Special Guest New York



08 Septembre - 28 Septembre 2015

Hors les murs




Artistes de l'exposition :
Denis Castellas
Franck Chalendard
Joe Fyfe
Sadie Laska
Lauren Luloff
Alexander Nolan
Eric Palgon
Wallace Whitney


 La galerie Bernard Ceysson est heureuse de présenter l'exposition : Special Guest

Vernissage : mardi 8 septembre 2015 à partir de 18h en présence des artistes

Lieu : Zürcher Gallery - 33 Bleecker Street, New York, NY 10012, USA

Contact : François Ceysson +33 6 08 07 02 79 / + 1 212 777 0790



Denis Castellas, Franck Chalendard, Joe Fyfe, Sadie Laska, Lauren Luloff, Alexander B. Nolan, Wallace Whitney

Cette exposition rassemble des œuvres de cinq artistes américains et de deux artistes français.

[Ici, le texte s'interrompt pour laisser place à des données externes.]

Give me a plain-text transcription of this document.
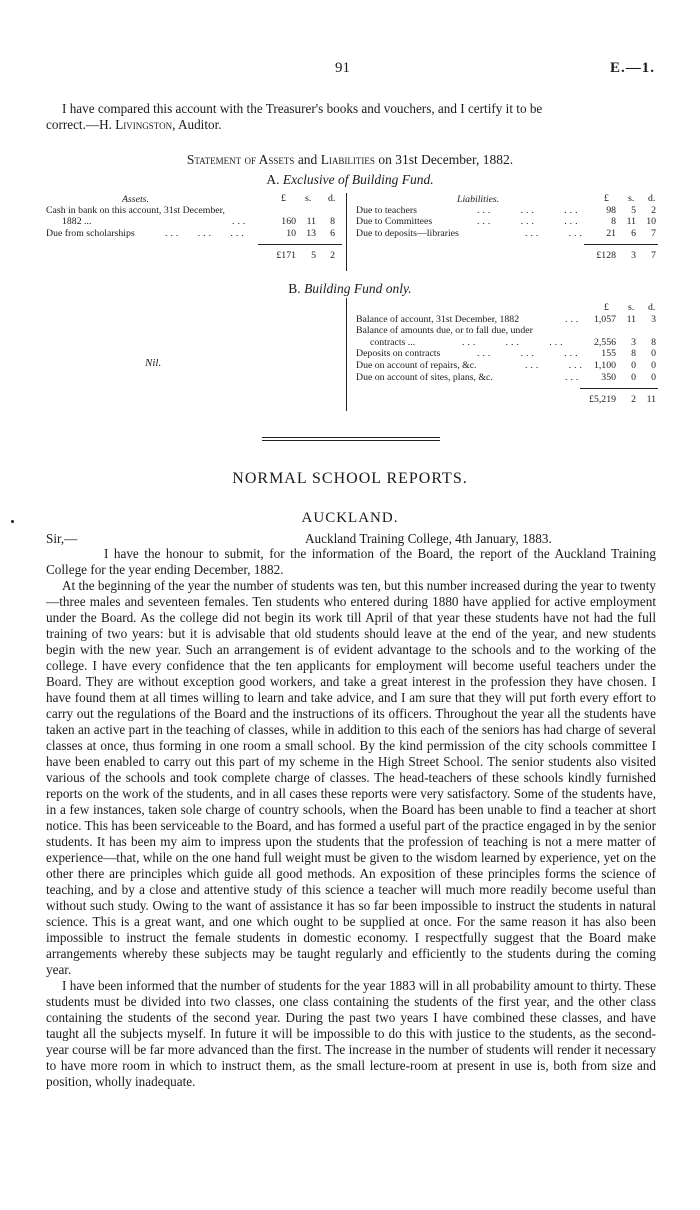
91	E.—1.
I have compared this account with the Treasurer's books and vouchers, and I certify it to be
correct.—H. Livingston, Auditor.
Statement of Assets and Liabilities on 31st December, 1882.
A. Exclusive of Building Fund.
Assets.	£ s. d.
Cash in bank on this account, 31st December,
1882 ...	...	160	11	8
Due from scholarships	...   ...   ...	10	13	6
£171	5	2
Liabilities.	£ s. d.
Due to teachers	...     ...     ...	98	5	2
Due to Committees	...     ...     ...	8	11	10
Due to deposits—libraries	...     ...	21	6	7
£128	3	7
B. Building Fund only.
£ s. d.
Nil.
Balance of account, 31st December, 1882	...	1,057	11	3
Balance of amounts due, or to fall due, under
contracts ...	...     ...     ...	2,556	3	8
Deposits on contracts	...     ...     ...	155	8	0
Due on account of repairs, &c.	...     ... 1,100	0	0
Due on account of sites, plans, &c.	...	350	0	0
£5,219	2	11
NORMAL SCHOOL REPORTS.
AUCKLAND.
Sir,—	Auckland Training College, 4th January, 1883.

I have the honour to submit, for the information of the Board, the report of the Auckland Training College for the year ending December, 1882.

At the beginning of the year the number of students was ten, but this number increased during the year to twenty—three males and seventeen females. Ten students who entered during 1880 have applied for active employment under the Board. As the college did not begin its work till April of that year these students have not had the full training of two years: but it is advisable that old students should leave at the end of the year, and new students begin with the new year. Such an arrangement is of evident advantage to the schools and to the working of the college. I have every confidence that the ten applicants for employment will become useful teachers under the Board. They are without exception good workers, and take a great interest in the profession they have chosen. I have found them at all times willing to learn and take advice, and I am sure that they will put forth every effort to carry out the regulations of the Board and the instructions of its officers. Throughout the year all the students have taken an active part in the teaching of classes, while in addition to this each of the seniors has had charge of several classes at once, thus forming in one room a small school. By the kind permission of the city schools committee I have been enabled to carry out this part of my scheme in the High Street School. The senior students also visited various of the schools and took complete charge of classes. The head-teachers of these schools kindly furnished reports on the work of the students, and in all cases these reports were very satisfactory. Some of the students have, in a few instances, taken sole charge of country schools, when the Board has been unable to find a teacher at short notice. This has been serviceable to the Board, and has formed a useful part of the practice engaged in by the senior students. It has been my aim to impress upon the students that the profession of teaching is not a mere matter of experience—that, while on the one hand full weight must be given to the wisdom learned by experience, yet on the other there are principles which guide all good methods. An exposition of these principles forms the science of teaching, and by a close and attentive study of this science a teacher will much more readily become useful than without such study. Owing to the want of assistance it has so far been impossible to instruct the students in natural science. This is a great want, and one which ought to be supplied at once. For the same reason it has also been impossible to instruct the female students in domestic economy. I respectfully suggest that the Board make arrangements whereby these subjects may be taught regularly and efficiently to the students during the coming year.

I have been informed that the number of students for the year 1883 will in all probability amount to thirty. These students must be divided into two classes, one class containing the students of the first year, and the other class containing the students of the second year. During the past two years I have combined these classes, and have taught all the subjects myself. In future it will be impossible to do this with justice to the students, as the second-year course will be far more advanced than the first. The increase in the number of students will render it necessary to have more room in which to instruct them, as the small lecture-room at present in use is, both from size and position, wholly inadequate.
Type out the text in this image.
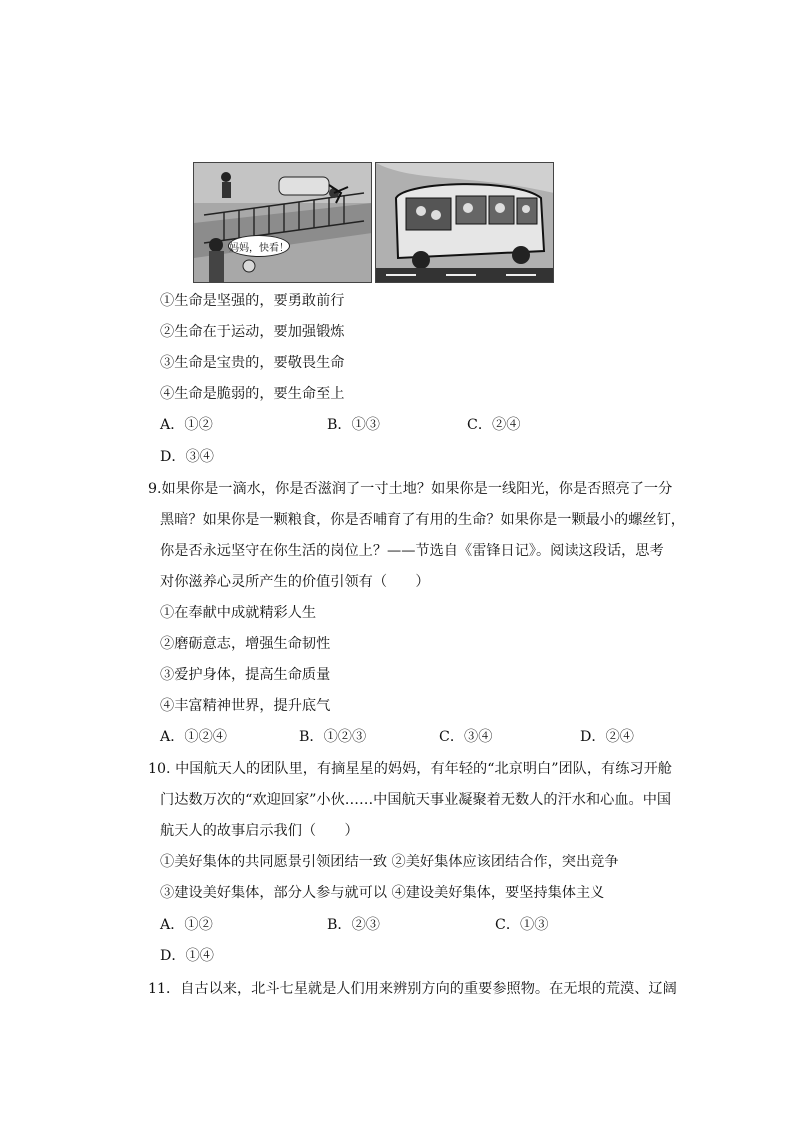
妈妈，快看！
①生命是坚强的，要勇敢前行
②生命在于运动，要加强锻炼
③生命是宝贵的，要敬畏生命
④生命是脆弱的，要生命至上
A．①②	B．①③	C．②④
D．③④
9.如果你是一滴水，你是否滋润了一寸土地？如果你是一线阳光，你是否照亮了一分
黑暗？如果你是一颗粮食，你是否哺育了有用的生命？如果你是一颗最小的螺丝钉，
你是否永远坚守在你生活的岗位上？——节选自《雷锋日记》。阅读这段话，思考
对你滋养心灵所产生的价值引领有（　　）
①在奉献中成就精彩人生
②磨砺意志，增强生命韧性
③爱护身体，提高生命质量
④丰富精神世界，提升底气
A．①②④	B．①②③	C．③④	D．②④
10. 中国航天人的团队里，有摘星星的妈妈，有年轻的“北京明白”团队，有练习开舱
门达数万次的“欢迎回家”小伙……中国航天事业凝聚着无数人的汗水和心血。中国
航天人的故事启示我们（　　）
①美好集体的共同愿景引领团结一致 ②美好集体应该团结合作，突出竞争
③建设美好集体，部分人参与就可以 ④建设美好集体，要坚持集体主义
A．①②	B．②③	C．①③
D．①④
11．自古以来，北斗七星就是人们用来辨别方向的重要参照物。在无垠的荒漠、辽阔
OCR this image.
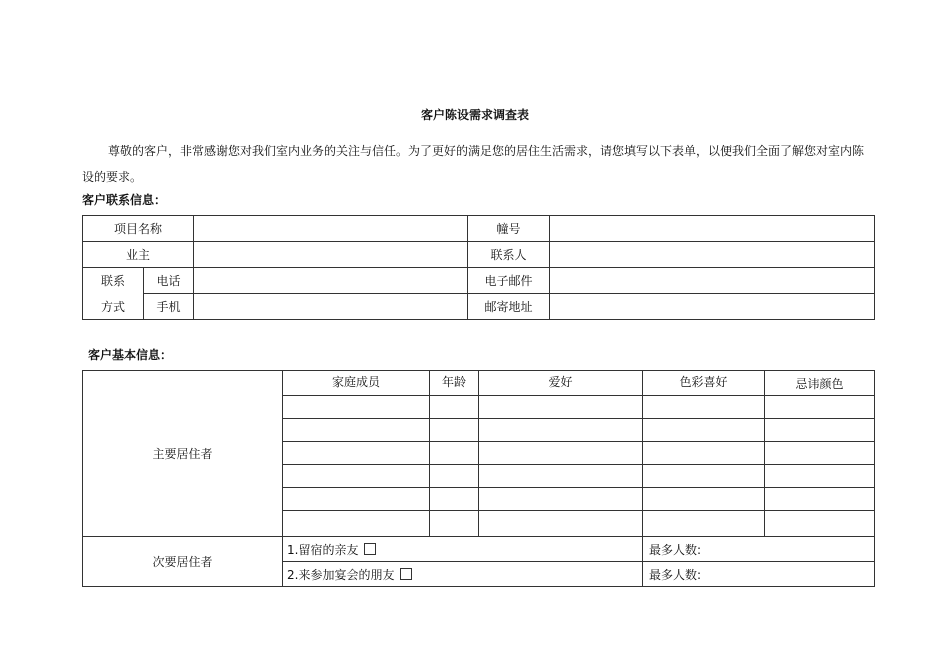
客户陈设需求调查表

尊敬的客户，非常感谢您对我们室内业务的关注与信任。为了更好的满足您的居住生活需求，请您填写以下表单，以便我们全面了解您对室内陈设的要求。

客户联系信息：
项目名称			幢号	
业主			联系人	
联系	电话		电子邮件	
方式	手机		邮寄地址	
客户基本信息：
主要居住者	家庭成员	年龄	爱好	色彩喜好	忌讳颜色

次要居住者	1.留宿的亲友			最多人数:	
	2.来参加宴会的朋友			最多人数:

Elle ne les confronte pas mais les réunit, parce qu’au-delà de différences disons formelles et stylistiques et de propositions iconographiques non assimilables à un commun dénominateur, il y a bien des similitudes remarquables qui rendent ces artistes, en quelque sorte, sœurs et frères d’armes. Tous sont liés à notre histoire, à l’histoire de notre galerie, à notre passion pour la peinture, à l’attention que nous portons à l’art américain. Et, tout particulièrement aux jeunes artistes qui assurent, à New York, à la peinture un revival prometteur. Nous les avons présentés à Paris, à Genève et à Luxembourg. Et, nous sommes tout particulièrement heureux et fiers de montrer leurs œuvres à New York.

On pourrait appliquer aux œuvres de Denis Castellas, Franck Chalendard, Joe Fyfe, Sadie Laska, Lauren Luloff, Wallace Whitney, - et tout aussi bien à celle d’Alexander B. Nolan - le « jeu » de critères et de concepts que Laura Hoptmann a utilisé pour caractériser la nouvelle abstraction américaine dans le remarquable essai qui ouvre le catalogue de l’exposition proposée l’an dernier par le MoMA, The For Ever Now. Contemporary Painting in an Atemporal World.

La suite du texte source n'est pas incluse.